Mammary tumors in dogs are frequently met in female dogs and are more common in females that haven't been spayed. In rare cases, mammary tumors may occur in male dogs. The tumors may be felt as small or larger lumps. The tumors may be harmless and benign or malignant and more aggressive. The early detection of a malignant mammary tumor may increase the dog's chances of survival.

Causes of Mammary Tumors

The exact causes of mammary tumors haven't been established yet, but due to the fact that the incidence of mammary tumors is higher in unsprayed dogs, the tumors may be caused by the presence of sexual hormones (estrogen or progesterone).

Female dogs are more often affected by mammary tumors than males. Typically, the tumors occur only after the age of 5.

Symptoms of Mammary Tumors

The mammary tumors may be felt as swellings or lumps on the dog's chest. You should always check for lumps and nodules when grooming your pet; however, make sure to palpate the mammary glands gently, so as not to cause tissue damage. Most typically, mammary tumors will be present on the 4th and the 5th mammary gland of the dog. However, the other glands may feature tumors too.

The mammary tumors may grow rapidly (they may double in just 30 days).

The dog may present additional symptoms such as lethargy, bleeding or ulceration of the tumor and behavior changes.

Detecting Mammary Tumors

There are 2 main types of mammary tumors: benign and malignant.

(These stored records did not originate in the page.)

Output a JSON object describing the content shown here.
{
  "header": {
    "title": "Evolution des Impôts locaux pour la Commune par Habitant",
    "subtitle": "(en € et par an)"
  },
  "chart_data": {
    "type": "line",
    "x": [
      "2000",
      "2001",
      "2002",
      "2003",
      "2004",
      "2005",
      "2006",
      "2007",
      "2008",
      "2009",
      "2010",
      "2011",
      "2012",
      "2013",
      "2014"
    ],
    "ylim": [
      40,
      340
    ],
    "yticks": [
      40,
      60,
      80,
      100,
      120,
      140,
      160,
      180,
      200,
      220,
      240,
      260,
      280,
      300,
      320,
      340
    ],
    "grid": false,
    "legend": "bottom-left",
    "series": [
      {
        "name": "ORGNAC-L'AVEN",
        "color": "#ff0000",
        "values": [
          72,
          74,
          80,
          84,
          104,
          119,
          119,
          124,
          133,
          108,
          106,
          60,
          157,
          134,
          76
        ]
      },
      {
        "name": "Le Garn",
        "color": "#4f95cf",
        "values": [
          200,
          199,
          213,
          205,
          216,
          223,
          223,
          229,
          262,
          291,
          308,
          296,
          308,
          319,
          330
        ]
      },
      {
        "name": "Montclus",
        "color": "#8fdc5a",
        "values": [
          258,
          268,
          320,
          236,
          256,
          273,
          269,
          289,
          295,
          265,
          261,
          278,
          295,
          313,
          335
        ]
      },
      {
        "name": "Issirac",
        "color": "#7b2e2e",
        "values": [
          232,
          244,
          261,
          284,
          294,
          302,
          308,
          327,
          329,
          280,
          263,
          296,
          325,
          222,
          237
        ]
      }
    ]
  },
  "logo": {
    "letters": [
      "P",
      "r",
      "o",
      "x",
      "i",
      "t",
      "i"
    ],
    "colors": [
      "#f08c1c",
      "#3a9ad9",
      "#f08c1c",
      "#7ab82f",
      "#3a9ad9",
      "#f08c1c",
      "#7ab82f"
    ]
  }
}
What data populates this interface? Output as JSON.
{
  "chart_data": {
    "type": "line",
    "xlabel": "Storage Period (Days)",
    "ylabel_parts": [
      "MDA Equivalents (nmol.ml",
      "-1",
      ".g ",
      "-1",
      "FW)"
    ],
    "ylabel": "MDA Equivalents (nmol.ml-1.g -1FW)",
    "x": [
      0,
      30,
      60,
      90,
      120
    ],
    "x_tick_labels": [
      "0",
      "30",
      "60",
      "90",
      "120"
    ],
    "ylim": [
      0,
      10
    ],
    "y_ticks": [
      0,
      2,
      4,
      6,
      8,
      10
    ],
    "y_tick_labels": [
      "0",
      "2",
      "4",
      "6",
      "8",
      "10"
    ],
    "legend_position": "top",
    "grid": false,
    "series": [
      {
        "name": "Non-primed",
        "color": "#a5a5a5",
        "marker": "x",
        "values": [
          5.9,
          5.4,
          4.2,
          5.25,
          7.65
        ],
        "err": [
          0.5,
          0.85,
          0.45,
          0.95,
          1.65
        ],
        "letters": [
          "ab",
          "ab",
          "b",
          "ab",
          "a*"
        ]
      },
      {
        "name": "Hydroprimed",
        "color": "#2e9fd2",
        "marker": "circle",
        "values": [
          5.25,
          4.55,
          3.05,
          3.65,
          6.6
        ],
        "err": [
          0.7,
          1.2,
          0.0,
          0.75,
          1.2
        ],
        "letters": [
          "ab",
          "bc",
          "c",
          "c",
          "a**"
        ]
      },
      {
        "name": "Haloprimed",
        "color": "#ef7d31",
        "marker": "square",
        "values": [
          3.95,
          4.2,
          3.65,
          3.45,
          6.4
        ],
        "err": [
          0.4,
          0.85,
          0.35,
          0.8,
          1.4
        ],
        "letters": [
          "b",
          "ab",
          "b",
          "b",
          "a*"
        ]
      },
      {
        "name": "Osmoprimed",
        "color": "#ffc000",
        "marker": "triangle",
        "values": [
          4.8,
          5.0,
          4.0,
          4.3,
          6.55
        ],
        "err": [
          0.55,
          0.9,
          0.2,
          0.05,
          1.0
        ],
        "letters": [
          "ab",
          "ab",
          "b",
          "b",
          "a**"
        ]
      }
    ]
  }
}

A biopsy and a histopathology test can establish clearly the type of mammary tumor affecting your pet.

If the tumor is found malignant, the vet may perform several other tests including x-rays and blood tests to determine if the cancer has developed and affected other organs (most commonly the lymph nodes or the lungs).

Treatment Options

Benign tumors should be left alone, as they won't pose a health danger and they are less likely to develop. However, these should be monitored.

Malignant tumors require treatment; if possible, the cancerous tissues should be surgically removed. If the tumor is removed, there are chances that the cancer will not reoccur; the vet needs to remove the surrounding cells around the tumor to ensure that all cancerous cells are gone. Chemotherapy may also be recommended to keep the cancerous cells at bay.

However, if the cancer has spread to larger areas of the dog's body, the surgery may not be an effective treatment option. Chemotherapy and radiation therapy will be the only remaining options. Typically, at this point, a full recovery is no longer possible. However, with medication, the dog's life expectancy and quality can be improved.

Prevention of Mammary Tumors

Dogs spayed or neutered during the first year of their lives have minimal chances of developing mammary tumors. Ideally, the spaying must be performed just before the first heat cycle. Consult your vet to determine the best time for spaying or neutering your pet.